Go, Golang : does not make sense that I have to ha

2019-02-19 15:27发布

问题:

How do I import an external package from scratch?

I've written a library package in Go and testing to distribute through github. I am following http://golang.org/doc/code.html and using mac but getting error message

cmd I put is following.

$ mkdir $HOME/go
$ export GOPATH=$HOME/go
$ export PATH=$PATH:$GOPATH/bin
$ mkdir -p $GOPATH/src/github.com/user
$ mkdir $GOPATH/src/github.com/user/project

Then I put

$ go get github.com/user/project

Still errors with go install

can't load package: package github.com/golingorg/goling: no Go source files in /Users/user_name/go/src/github.com/user/project

I do not understand why we need files to import an external package in Go. External package means that I get something and create files from the external package.

My question is how I import an external package from scratch. Most of documents just say something like

 go get github.com/yasushi-saito/fifo_queue

this gives me "$GOPATH not set." I am getting frustrated setting up the environment for "go get" to work, as a beginner. Thanks a lot in advance.

Summary

   How do I import an external package from scratch?

回答1:

Go is a static type language thus it needs to resolve any reference to external package at compile time. The "go" tool expects the source of external packages in locally accessible path thus you need to use "go get" to download them.

From what you described, you probably did not set the GOPATH. Use ECHO $GOPATH to check if it is set correctly.

For my GO project, I normally use GOPATH as workspace, similar to virtualenv in Python or rbenv/rvm in Ruby. Let say my project "myproject" has root at /projects/myproject, my source file will be located at /projects/myproject/src/myproject and there is an import of "github.com/user/project", then

> cd /projects/myproject
> export GOPATH=`pwd`          # or export GOPATH=/projects/myproject
> go get github.com/user/project

After "go get" command, the source of "github.com/user/project" will be downloaded to /projects/myproject/src/github.com/user/project.

When you use "go build" or "go install" then, it will compile as the external packages is in the $GOPATH/src folder.

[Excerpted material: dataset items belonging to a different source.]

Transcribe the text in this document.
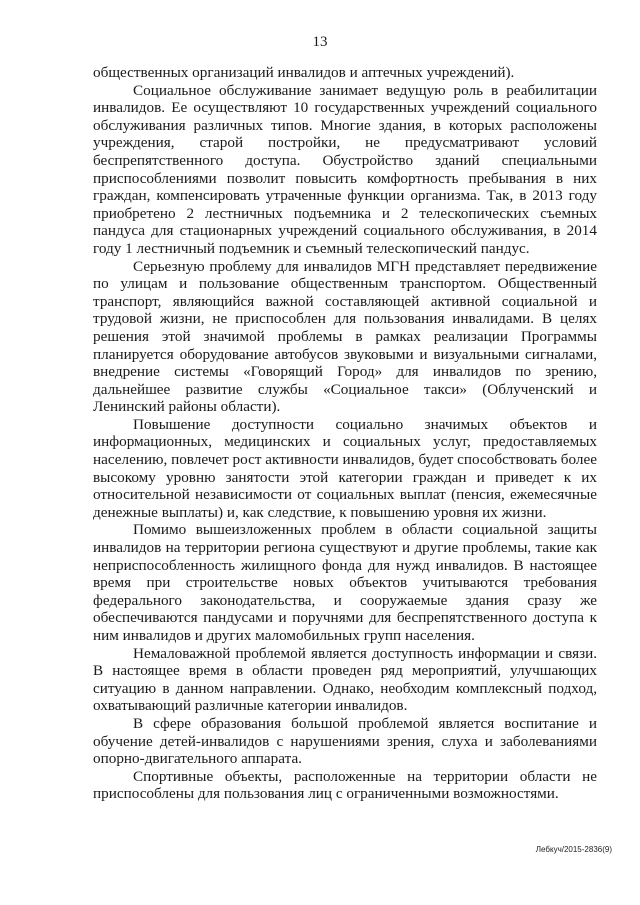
13

общественных организаций инвалидов и аптечных учреждений).

Социальное обслуживание занимает ведущую роль в реабилитации инвалидов. Ее осуществляют 10 государственных учреждений социального обслуживания различных типов. Многие здания, в которых расположены учреждения, старой постройки, не предусматривают условий беспрепятственного доступа. Обустройство зданий специальными приспособлениями позволит повысить комфортность пребывания в них граждан, компенсировать утраченные функции организма. Так, в 2013 году приобретено 2 лестничных подъемника и 2 телескопических съемных пандуса для стационарных учреждений социального обслуживания, в 2014 году 1 лестничный подъемник и съемный телескопический пандус.

Серьезную проблему для инвалидов МГН представляет передвижение по улицам и пользование общественным транспортом. Общественный транспорт, являющийся важной составляющей активной социальной и трудовой жизни, не приспособлен для пользования инвалидами. В целях решения этой значимой проблемы в рамках реализации Программы планируется оборудование автобусов звуковыми и визуальными сигналами, внедрение системы «Говорящий Город» для инвалидов по зрению, дальнейшее развитие службы «Социальное такси» (Облученский и Ленинский районы области).

Повышение доступности социально значимых объектов и информационных, медицинских и социальных услуг, предоставляемых населению, повлечет рост активности инвалидов, будет способствовать более высокому уровню занятости этой категории граждан и приведет к их относительной независимости от социальных выплат (пенсия, ежемесячные денежные выплаты) и, как следствие, к повышению уровня их жизни.

Помимо вышеизложенных проблем в области социальной защиты инвалидов на территории региона существуют и другие проблемы, такие как неприспособленность жилищного фонда для нужд инвалидов. В настоящее время при строительстве новых объектов учитываются требования федерального законодательства, и сооружаемые здания сразу же обеспечиваются пандусами и поручнями для беспрепятственного доступа к ним инвалидов и других маломобильных групп населения.

Немаловажной проблемой является доступность информации и связи. В настоящее время в области проведен ряд мероприятий, улучшающих ситуацию в данном направлении. Однако, необходим комплексный подход, охватывающий различные категории инвалидов.

В сфере образования большой проблемой является воспитание и обучение детей-инвалидов с нарушениями зрения, слуха и заболеваниями опорно-двигательного аппарата.

Спортивные объекты, расположенные на территории области не приспособлены для пользования лиц с ограниченными возможностями.

Лебкуч/2015-2836(9)
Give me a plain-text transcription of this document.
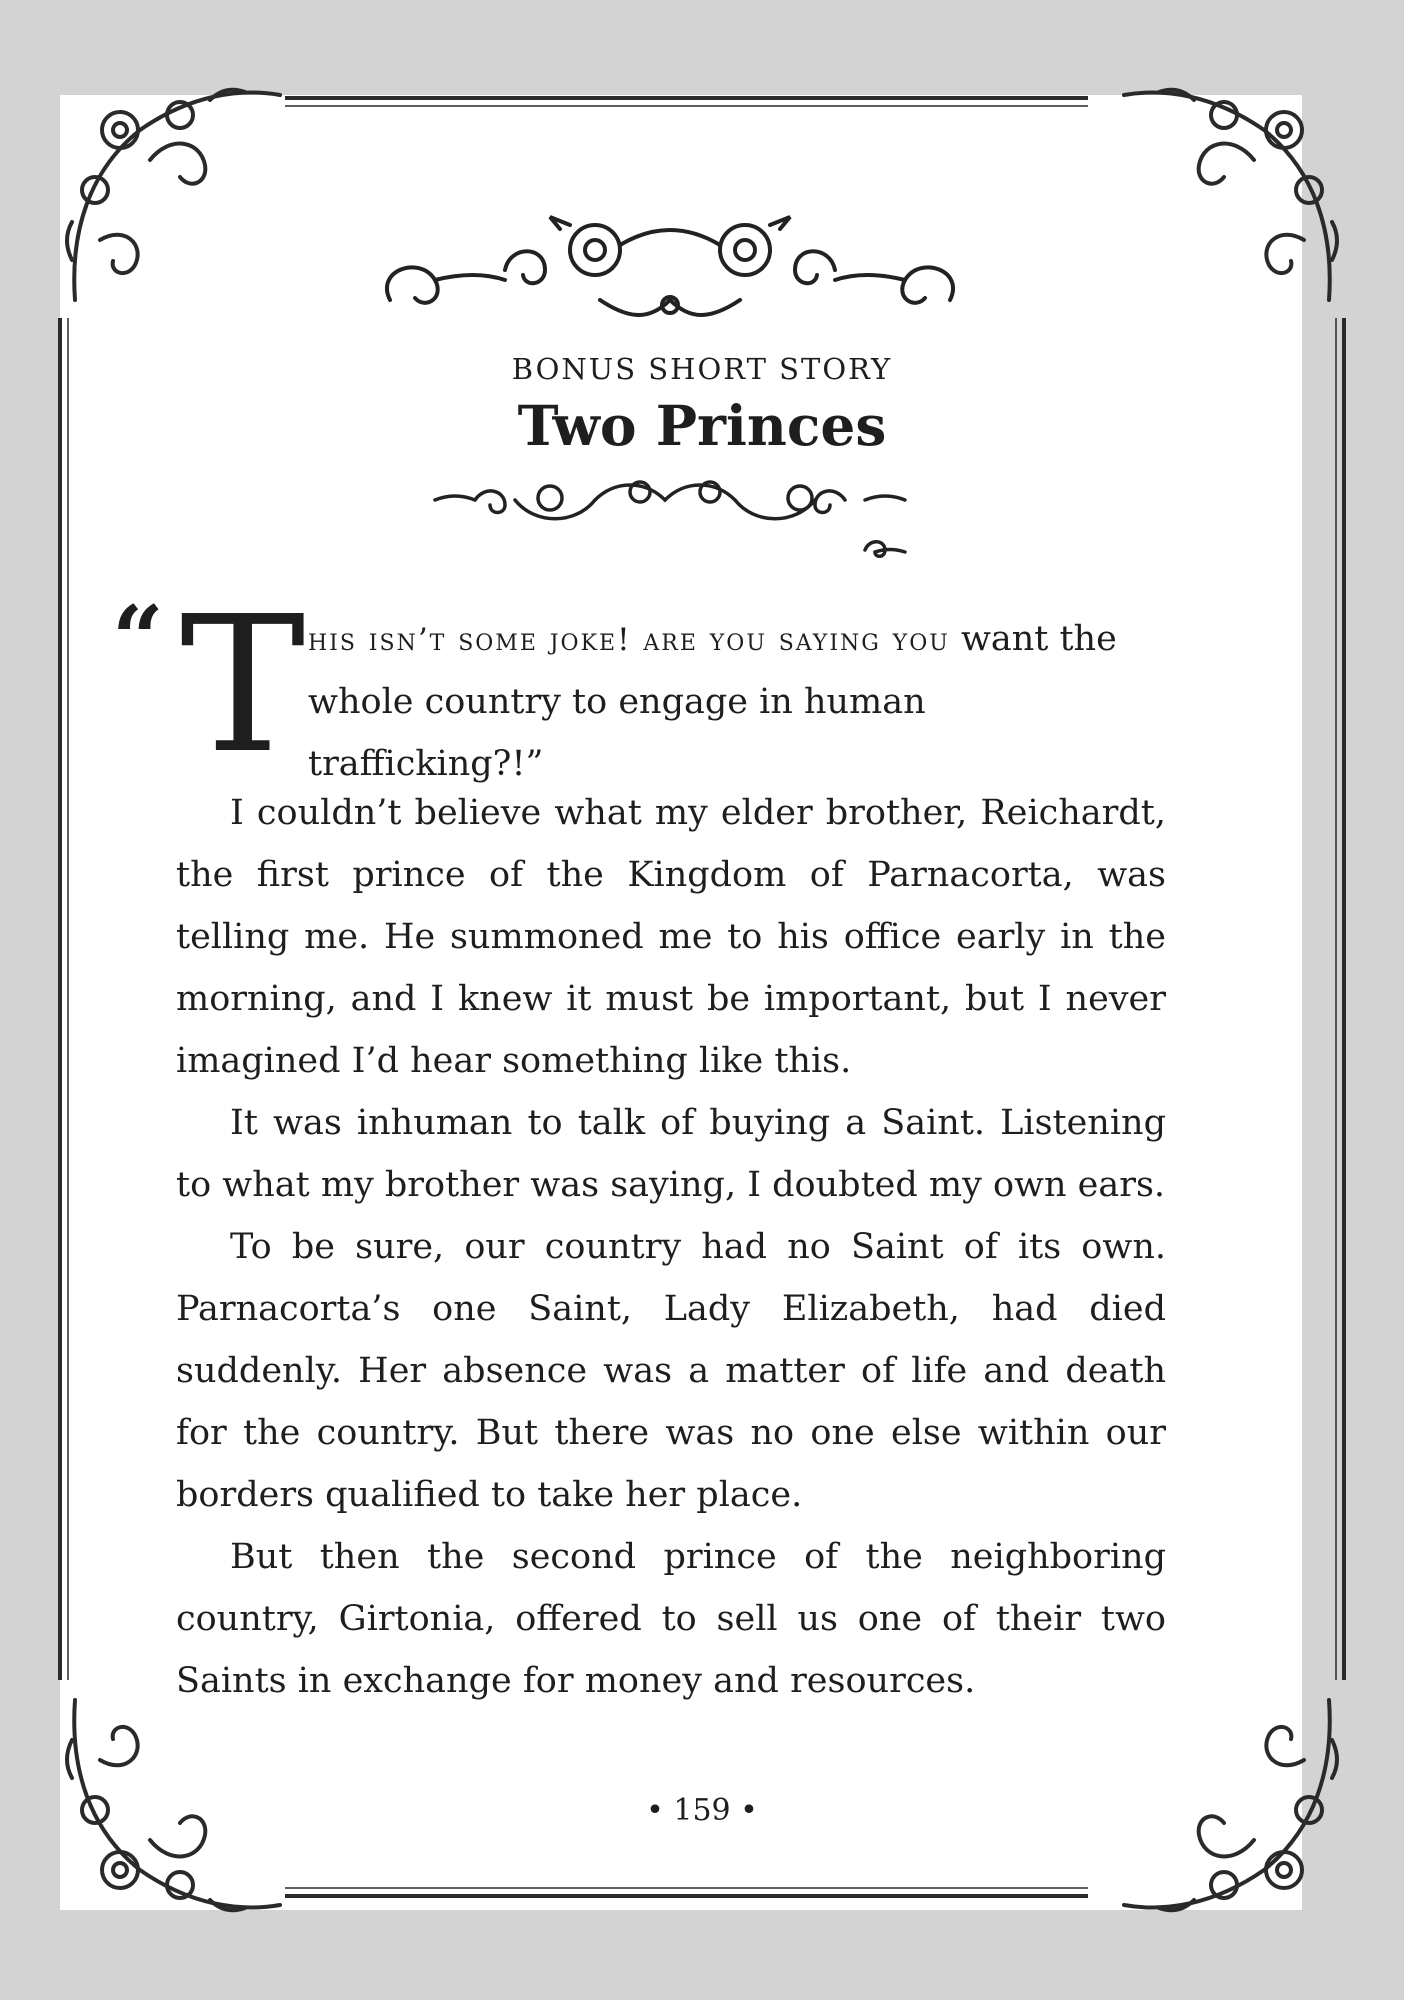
BONUS SHORT STORY
Two Princes
“ T his isn’t some joke! are you saying you want the whole country to engage in human trafficking?!”

I couldn’t believe what my elder brother, Reichardt, the first prince of the Kingdom of Parnacorta, was telling me. He summoned me to his office early in the morning, and I knew it must be important, but I never imagined I’d hear something like this.

It was inhuman to talk of buying a Saint. Listening to what my brother was saying, I doubted my own ears.

To be sure, our country had no Saint of its own. Parnacorta’s one Saint, Lady Elizabeth, had died suddenly. Her absence was a matter of life and death for the country. But there was no one else within our borders qualified to take her place.

But then the second prince of the neighboring country, Girtonia, offered to sell us one of their two Saints in exchange for money and resources.

• 159 •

If you install Go in the default folder, you need to include Go installed bin folder in the PATH environment variable. After that GOPATH is the other environment variable you need for "go" tool to work.



回答2:

That's how I done it:

1. Setup your workspace first

 mkdir $HOME/go
 export GOPATH=$HOME/go
 export PATH=$PATH:$GOPATH/bin

2. Create the project

 mkdir -p $GOPATH/src/github.com/user
 mkdir $GOPATH/src/github.com/user/hello
 touch $GOPATH/src/github.com/user/hello/hello.go

3. Install it

go install github.com/user/hello

4. Run it

cd $GOPATH/bin
./hello

I used the following vagrant image: https://github.com/dcoxall/vagrant-golang



回答3:

From the help output for go get, it says:

By default, get uses the network to check out missing packages but does not use it to look for updates to existing packages.

When you created the $GOPATH/src/github.com/user/project directory prior to running go get, it assumed that the package had already been downloaded so skipped to the step of trying to build and install the package. That failed because the directory contained no Go source files.

So the simple fix is to not create the folder associated with the package you are trying to download: go get will do that for you.